The scan does take longer than the traditional passenger scanners, which are metal detectors. These older types remain in service at Albany International for periods when there are more passengers than the new scanners can handle. Albany International hopes to be able to run 150 passengers per hour through the new scanners, but the rate is now around 120 to 130 passengers an hour, too few for peak travel times.

Officials believe the rate will improve as more personnel are trained to operate the device. Because the devices were installed so close to the holiday travel season, managers had to pull people out of the training, which consists of eight hours in the classroom and six hours on the scanner.

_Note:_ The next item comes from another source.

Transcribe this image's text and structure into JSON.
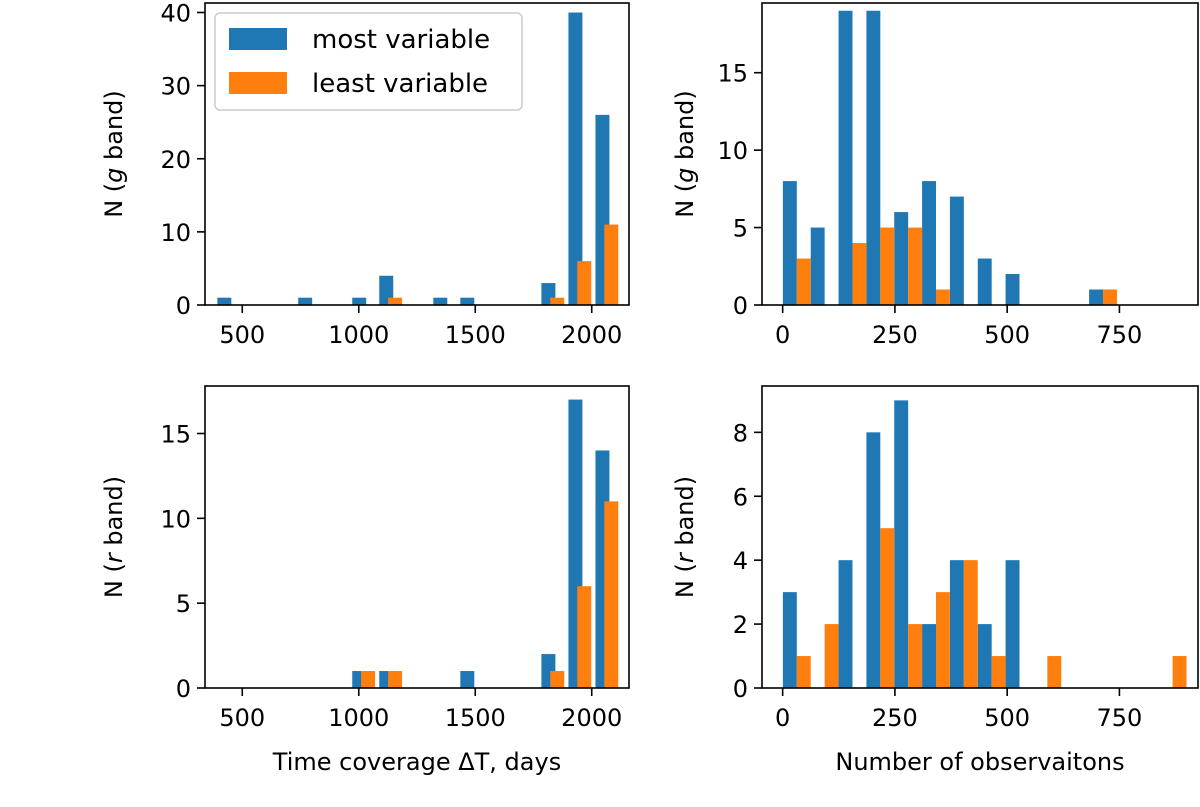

Johansson noted that the scanners at Albany International Airport work faster than the earlier models because the older models had a delay between the review of images and the approval of passengers to move along. Since the images created by the scanners were so explicit, the people reviewing them were in another location so as to keep passengers as comfortable as possible, but this created a lag in the process. With the non-descript images created by the new scanners, officials are able to allow passengers to move along right on the spot.

Albany International is the second airport in the state to get this technology, which was certified this summer. Each scanner costs about $150,000.